Азаровка [11] Первый лист письма на плотной бумаге с красной рамочкой и (внизу) изображением черного кота среди разных сортов тюльпанов.
, 2.7.1994
Дорогой Владимир Вениаминович,
наверное, Вы вернулись — и не без Парижа, как Пушкин с морем в деревню
В поля, в пустыни молчаливы
Перенесу, тобою полн…
А я смотрела на Францию с другой стороны Ламанша, возле города Exeter, бродя с Петром Скорером (внуком С.Л. Франка, православным диаконом и одновременно заведующим славянским отделением Эксетерского Университета) у красных скал (red cliffs) побережья. И думала: где-то там Париж, Костя… Дело было в нашу Масляницу. Это один из несчетных британских кадров, самый южный. Я ведь повидала обе Ирландии, Шотландию, Уэллс. А уж внутри Англии…
Очень быстро здесь все это стало видеться мимолетным и почти нереальным. Как Россия оттуда.
Я недолго оставалась в Москве по приезде и теперь пишу из Азаровки. Отец Димитрий встретил меня вопросом: “Do you speak Russian?” и время от времени вставлял английские слова, чтобы мне было понятнее. Он был в самом деле рад моему возвращению. И я тоже. Пожалуй, это самый определенный итог моих странствий: мне нравится здесь. Теперь еще больше, чем после Франции. Объяснить и обосновать это заключение трудно, но я больше не вижу здесь черной дыры, какого-то антивещества* (*вроде конверта, в котором я посылаю это письмо) — а один из образов человеческого общества.

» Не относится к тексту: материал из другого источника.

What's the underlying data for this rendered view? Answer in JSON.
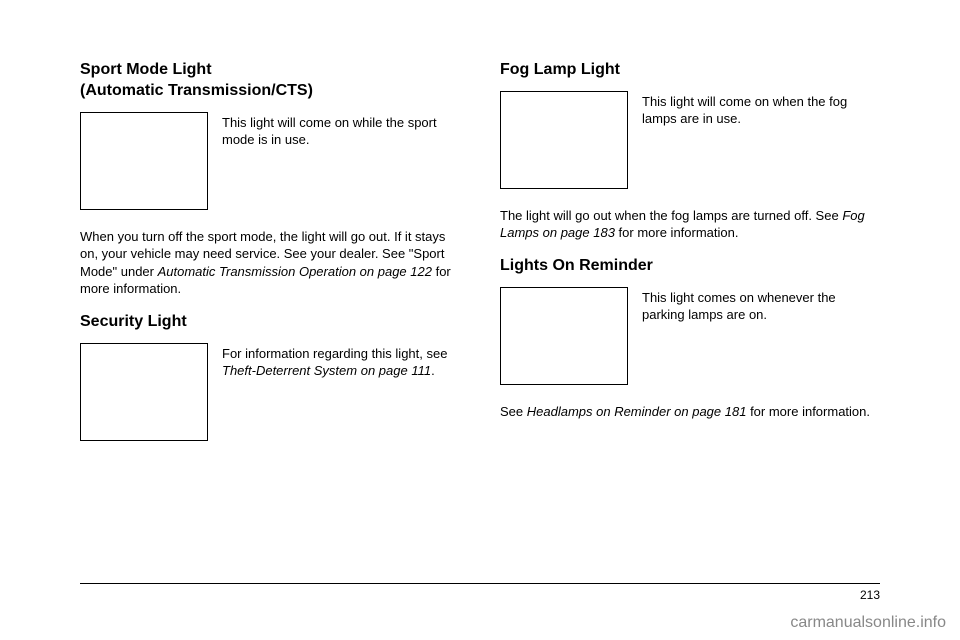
{
  "left": {
    "section1": {
      "heading_line1": "Sport Mode Light",
      "heading_line2": "(Automatic Transmission/CTS)",
      "icon_text": "This light will come on while the sport mode is in use.",
      "body_pre": "When you turn off the sport mode, the light will go out. If it stays on, your vehicle may need service. See your dealer. See \"Sport Mode\" under ",
      "body_italic": "Automatic Transmission Operation on page 122",
      "body_post": " for more information."
    },
    "section2": {
      "heading": "Security Light",
      "icon_text_pre": "For information regarding this light, see ",
      "icon_text_italic": "Theft-Deterrent System on page 111",
      "icon_text_post": "."
    }
  },
  "right": {
    "section1": {
      "heading": "Fog Lamp Light",
      "icon_text": "This light will come on when the fog lamps are in use.",
      "body_pre": "The light will go out when the fog lamps are turned off. See ",
      "body_italic": "Fog Lamps on page 183",
      "body_post": " for more information."
    },
    "section2": {
      "heading": "Lights On Reminder",
      "icon_text": "This light comes on whenever the parking lamps are on.",
      "body_pre": "See ",
      "body_italic": "Headlamps on Reminder on page 181",
      "body_post": " for more information."
    }
  },
  "page_number": "213",
  "watermark": "carmanualsonline.info"
}
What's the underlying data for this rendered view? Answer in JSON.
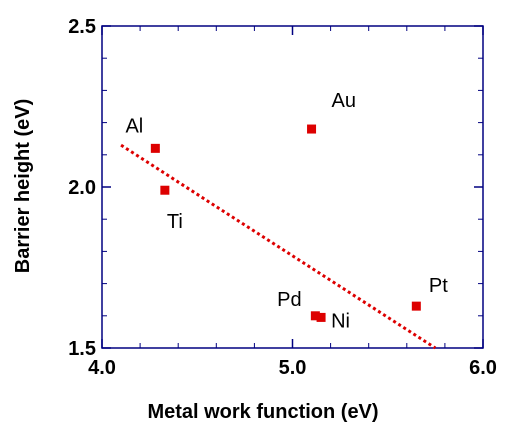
{
  "chart_data": {
    "type": "scatter",
    "xlabel": "Metal work function (eV)",
    "ylabel": "Barrier height (eV)",
    "xlim": [
      4.0,
      6.0
    ],
    "ylim": [
      1.5,
      2.5
    ],
    "x_ticks": [
      "4.0",
      "5.0",
      "6.0"
    ],
    "y_ticks": [
      "1.5",
      "2.0",
      "2.5"
    ],
    "grid": false,
    "points": [
      {
        "label": "Al",
        "x": 4.28,
        "y": 2.12
      },
      {
        "label": "Ti",
        "x": 4.33,
        "y": 1.99
      },
      {
        "label": "Au",
        "x": 5.1,
        "y": 2.18
      },
      {
        "label": "Pd",
        "x": 5.12,
        "y": 1.6
      },
      {
        "label": "Ni",
        "x": 5.15,
        "y": 1.595
      },
      {
        "label": "Pt",
        "x": 5.65,
        "y": 1.63
      }
    ],
    "fit_line": {
      "x": [
        4.1,
        5.75
      ],
      "y": [
        2.13,
        1.5
      ]
    },
    "colors": {
      "marker": "#dd0000",
      "fit": "#dd0000",
      "axis": "#000080"
    }
  }
}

Я видела Вашу книгу, но в чужих руках, и прочесть не пришлось. Удивительно, но моя книга в «Гнозисе» все-таки вышла и мы в узком кругу наскоро выпили по поводу сигнального экземпляра. Нужна ли она в теперешнем воздухе, не знаю. Может быть, в Европе даже нужнее — так мне показалось во время английских встреч. Они соскучились по такому. Остается спросить: какому «такому»? Это я надеюсь узнать из Вашей статьи в НЛО.